From this assumption we view the issue of inspiration with little regard to the historical view. To me it seems like one edging towards the Golden Tablets of the Book of Mormon. We simply see the books of the Bible as being inspired - why? The Bible is inspired. This is a circular view and not what I see the historical approach as at all.
Regarding question (3), I think we have to consider what scripture is in the context and what Paul believed about his own message.
Within the context - scripture, although not a free-for-all, was not arbitrarily closed. God's old covenant (mind the Christian anachronism) with His people as embodied within the Old Testament was a real-time event. As a prophet prophesied and such texts were produced under the inspiration of prophesy, they were inspired. They did not have to wait for someone to see them as inspired at a later arbitrary date. Furthermore, we know that Jewish communities would consider intertestamental apocryphal texts as inspired even though its composition was near contemporaneous. What this understanding does is takes away the assumption that the development of scripture need be a long process - that is, our lense as seeing the recognition as something that could only have happened a long time ago.
From the New Testament we can derive two features. Firstly, Paul believed he was an inspired apostle (e.g. Gal 1:1) and that his salvation message of the gospel which he taught was inspired, "I did not receive it from any man, nor was I taught it, but I received it through a revelation of Jesus Christ." (Gal 1:12). Secondly, Paul believed his inspired words and revelation should be shared - he did this through his preaching and his epistles (which he subsequently asked to be shared e.g. Col 4:16, "And when this letter has been read among you, have it also read in the church of the Laodiceans; and see that you also read the letter from Laodicea").
With Paul's self understanding as expressed in his own letters it could very well be argued that the texts met the requirements of scripture. The teachings were inspired and authoritative. Furthermore, one need not ask the question as to whether Paul saw himself adding to the Old Testament as such a thing did not exist until rabbinic Judaism eventually closed the canon. A closing of the canon that seems to fit in well with new covenant of Christ, might I add.

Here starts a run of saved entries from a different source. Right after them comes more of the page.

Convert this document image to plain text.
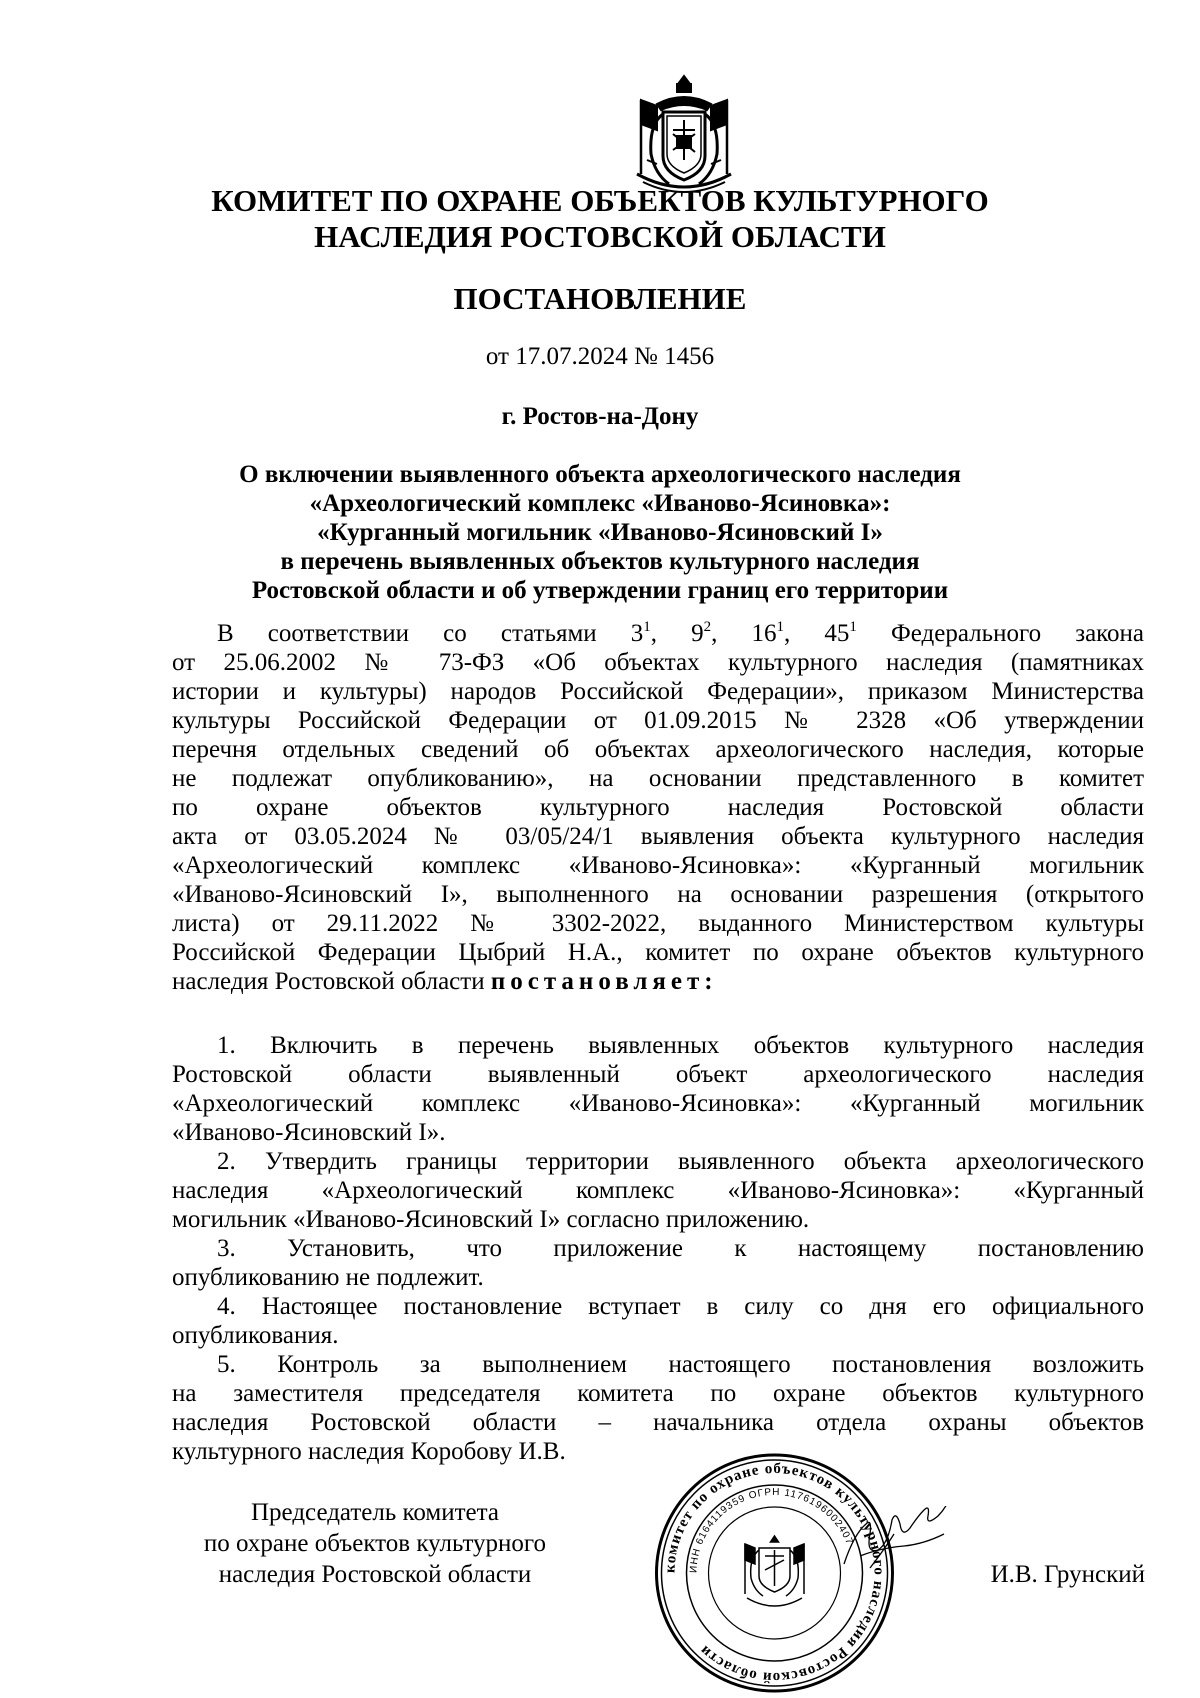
КОМИТЕТ ПО ОХРАНЕ ОБЪЕКТОВ КУЛЬТУРНОГО
НАСЛЕДИЯ РОСТОВСКОЙ ОБЛАСТИ
ПОСТАНОВЛЕНИЕ
от 17.07.2024 № 1456
г. Ростов-на-Дону
О включении выявленного объекта археологического наследия
«Археологический комплекс «Иваново-Ясиновка»:
«Курганный могильник «Иваново-Ясиновский I»
в перечень выявленных объектов культурного наследия
Ростовской области и об утверждении границ его территории
В соответствии со статьями $3^1$, $9^2$, $16^1$, $45^1$ Федерального закона
от 25.06.2002 № 73-ФЗ «Об объектах культурного наследия (памятниках
истории и культуры) народов Российской Федерации», приказом Министерства
культуры Российской Федерации от 01.09.2015 № 2328 «Об утверждении
перечня отдельных сведений об объектах археологического наследия, которые
не подлежат опубликованию», на основании представленного в комитет
по охране объектов культурного наследия Ростовской области
акта от 03.05.2024 № 03/05/24/1 выявления объекта культурного наследия
«Археологический комплекс «Иваново-Ясиновка»: «Курганный могильник
«Иваново-Ясиновский I», выполненного на основании разрешения (открытого
листа) от 29.11.2022 № 3302-2022, выданного Министерством культуры
Российской Федерации Цыбрий Н.А., комитет по охране объектов культурного
наследия Ростовской области постановляет:
1. Включить в перечень выявленных объектов культурного наследия
Ростовской области выявленный объект археологического наследия
«Археологический комплекс «Иваново-Ясиновка»: «Курганный могильник
«Иваново-Ясиновский I».
2. Утвердить границы территории выявленного объекта археологического
наследия «Археологический комплекс «Иваново-Ясиновка»: «Курганный
могильник «Иваново-Ясиновский I» согласно приложению.
3. Установить, что приложение к настоящему постановлению
опубликованию не подлежит.
4. Настоящее постановление вступает в силу со дня его официального
опубликования.
5. Контроль за выполнением настоящего постановления возложить
на заместителя председателя комитета по охране объектов культурного
наследия Ростовской области – начальника отдела охраны объектов
культурного наследия Коробову И.В.
Председатель комитета
по охране объектов культурного
наследия Ростовской области	комитет по охране объектов культурного наследия Ростовской области
ИНН 6164119359 ОГРН 1176196002407
И.В. Грунский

Doing the third point first probably set some ground rules for the next questions.
Anyway, to jump into the first question (1) it has something to do with the context and what was happening within the early Christian communities in the 60s-80s. The necessity of scripture is related to the fact that the inspired, reliable and authoritative members of the communities such as the eyewitness were dying out. (Note, Papias made a point of preferring oral eyewitness testimony to the written texts whilst it was available.) In reaction, these eyewitnesses and ministers of the word (Luke 1:1-4) were used by the evangelists in their eyewitness communities to construct the gospels. Therefore, we had more texts produced that were most likely seen as inspired, including eyewitness testimony and tradition that were composed in the time of living memory. These texts were authoritative - firstly within their own community, and then in the wider community as one of the earliest things we know on Christian canon is that the authority of the four-fold gospel tradition was early.
I guess now we return to the status of these texts as Scripture in comparison to the OT. As stated earlier, the OT canon was not officially closed or as rigid as we see it today in Western contemporary circles. (Just a quick note that some Orthodox churches have Bibles with an appendix of non-canonical yet acceptable reading - something similar to the 2nd/3rd century Syrian churches view of the Gospel of Peter or other communities views of the Shepherd of Hermas such as attached to Codex Sinaiticus.) By virtue of the texts being by inspired persons, within eyewitness and living memory as well as being regionally authoritative in orthodox circles, they were considered scripture.
I think we rely too much on the first century silence on canon and authoritative scripture in the first and early second. However, the frequency and distribution of the majority of the NT texts throughout the churches - Western, Eastern and Alexandrian - by the mid second century (probably par some of the Pastorals and 2 Peter in the Western churches) probably dwarf this silence with evidence that they were widely accepted and authoritative before such recognition by the church fathers.
Following on, I guess the second point (2) would answer itself. Inspiration was a key feature of the text even before it was put to papyri. They were trusted histories written by inspired Godly men, often including the inspired words of God incarnate himself.
I hope this wading through the issue paints a picture of my incomplete view of inspiration and authority. It probably represents a historical camp - but which one I am not sure of.